La nostalgia nos remite y apunta, tanto desde la razón natural como desde la luz de la fe, a un amor sin límites, inmortal y eterno. Es justamente la meta a la que tiende la virtud de la esperanza cristiana que, como enseña de nuevo el Catecismo “responde al anhelo de felicidad puesto por Dios en el corazón de todo hombre; asume las esperanzas que inspiran las actividades de los hombres; (…); protege del desaliento; sostiene en todo desfallecimiento; dilata el corazón en la espera de la bienaventuranza eterna.” (CEC, n.1818).
Las semillas de eternidad que toda persona recibe en su alma inmortal cobran en el cristiano, por la gracia de la caridad divina, una nueva intensidad que lo impulsa, como ha expresado san Josemaría, a dar “a cada instante -aun a los aparentemente vulgares- vibración de eternidad” (Forja, n. 917). Es tanto como animarnos a llenar de amor y de esperanza, la entera jornada plena de aparentes nimiedades; o lo que es lo mismo, a trabajar con los pies muy en la tierra y, a la vez, y por el amor de Dios, sin ataduras que impidan tener nuestro corazón en el Cielo.

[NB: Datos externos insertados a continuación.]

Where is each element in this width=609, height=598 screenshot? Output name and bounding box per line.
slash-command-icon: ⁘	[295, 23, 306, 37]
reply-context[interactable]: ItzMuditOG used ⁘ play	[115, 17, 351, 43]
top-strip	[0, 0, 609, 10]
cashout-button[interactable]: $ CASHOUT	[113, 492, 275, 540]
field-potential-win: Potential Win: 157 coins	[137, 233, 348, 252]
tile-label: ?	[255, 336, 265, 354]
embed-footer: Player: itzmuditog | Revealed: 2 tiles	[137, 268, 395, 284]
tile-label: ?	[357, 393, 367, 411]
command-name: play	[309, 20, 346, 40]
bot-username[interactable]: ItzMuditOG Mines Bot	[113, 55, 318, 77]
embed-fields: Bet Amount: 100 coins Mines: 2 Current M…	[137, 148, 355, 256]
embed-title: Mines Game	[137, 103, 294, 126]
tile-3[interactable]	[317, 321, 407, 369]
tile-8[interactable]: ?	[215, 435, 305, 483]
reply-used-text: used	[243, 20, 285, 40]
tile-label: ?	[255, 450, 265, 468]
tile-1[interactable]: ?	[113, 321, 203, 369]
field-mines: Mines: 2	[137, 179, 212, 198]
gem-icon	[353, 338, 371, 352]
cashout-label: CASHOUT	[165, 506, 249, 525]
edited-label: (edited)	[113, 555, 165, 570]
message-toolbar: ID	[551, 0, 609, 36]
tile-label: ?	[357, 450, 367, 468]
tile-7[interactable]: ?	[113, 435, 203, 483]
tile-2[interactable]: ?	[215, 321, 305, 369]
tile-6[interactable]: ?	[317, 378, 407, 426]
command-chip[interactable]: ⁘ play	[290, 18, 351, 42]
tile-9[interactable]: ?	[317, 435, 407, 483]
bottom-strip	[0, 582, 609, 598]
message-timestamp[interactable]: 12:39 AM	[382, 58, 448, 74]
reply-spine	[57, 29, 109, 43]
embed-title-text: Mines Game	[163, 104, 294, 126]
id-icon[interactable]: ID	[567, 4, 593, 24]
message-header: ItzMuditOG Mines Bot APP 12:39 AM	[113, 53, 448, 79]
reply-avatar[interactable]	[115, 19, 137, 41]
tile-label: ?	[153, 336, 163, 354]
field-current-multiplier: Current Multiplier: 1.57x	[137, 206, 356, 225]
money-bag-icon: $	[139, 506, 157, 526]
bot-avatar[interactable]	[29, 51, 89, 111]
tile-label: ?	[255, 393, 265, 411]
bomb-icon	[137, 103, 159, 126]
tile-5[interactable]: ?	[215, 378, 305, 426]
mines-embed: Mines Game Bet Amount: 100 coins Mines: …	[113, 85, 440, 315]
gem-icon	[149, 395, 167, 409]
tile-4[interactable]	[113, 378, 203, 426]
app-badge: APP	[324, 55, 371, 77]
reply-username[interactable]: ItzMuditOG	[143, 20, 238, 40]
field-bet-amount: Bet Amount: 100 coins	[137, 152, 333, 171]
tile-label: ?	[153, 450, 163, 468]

Los cristianos deseamos que si escriben algo en el epitafio de la nuestra, responda a una vida transida de alegre esperanza; y, por tanto, que sea como un trasunto de las palabras del Prefacio en las misas de difuntos, donde confesamos: “La vida de tus fieles, Señor, no termina, se transforma; y, al deshacerse nuestra morada terrenal, adquirimos una mansión eterna en el cielo”.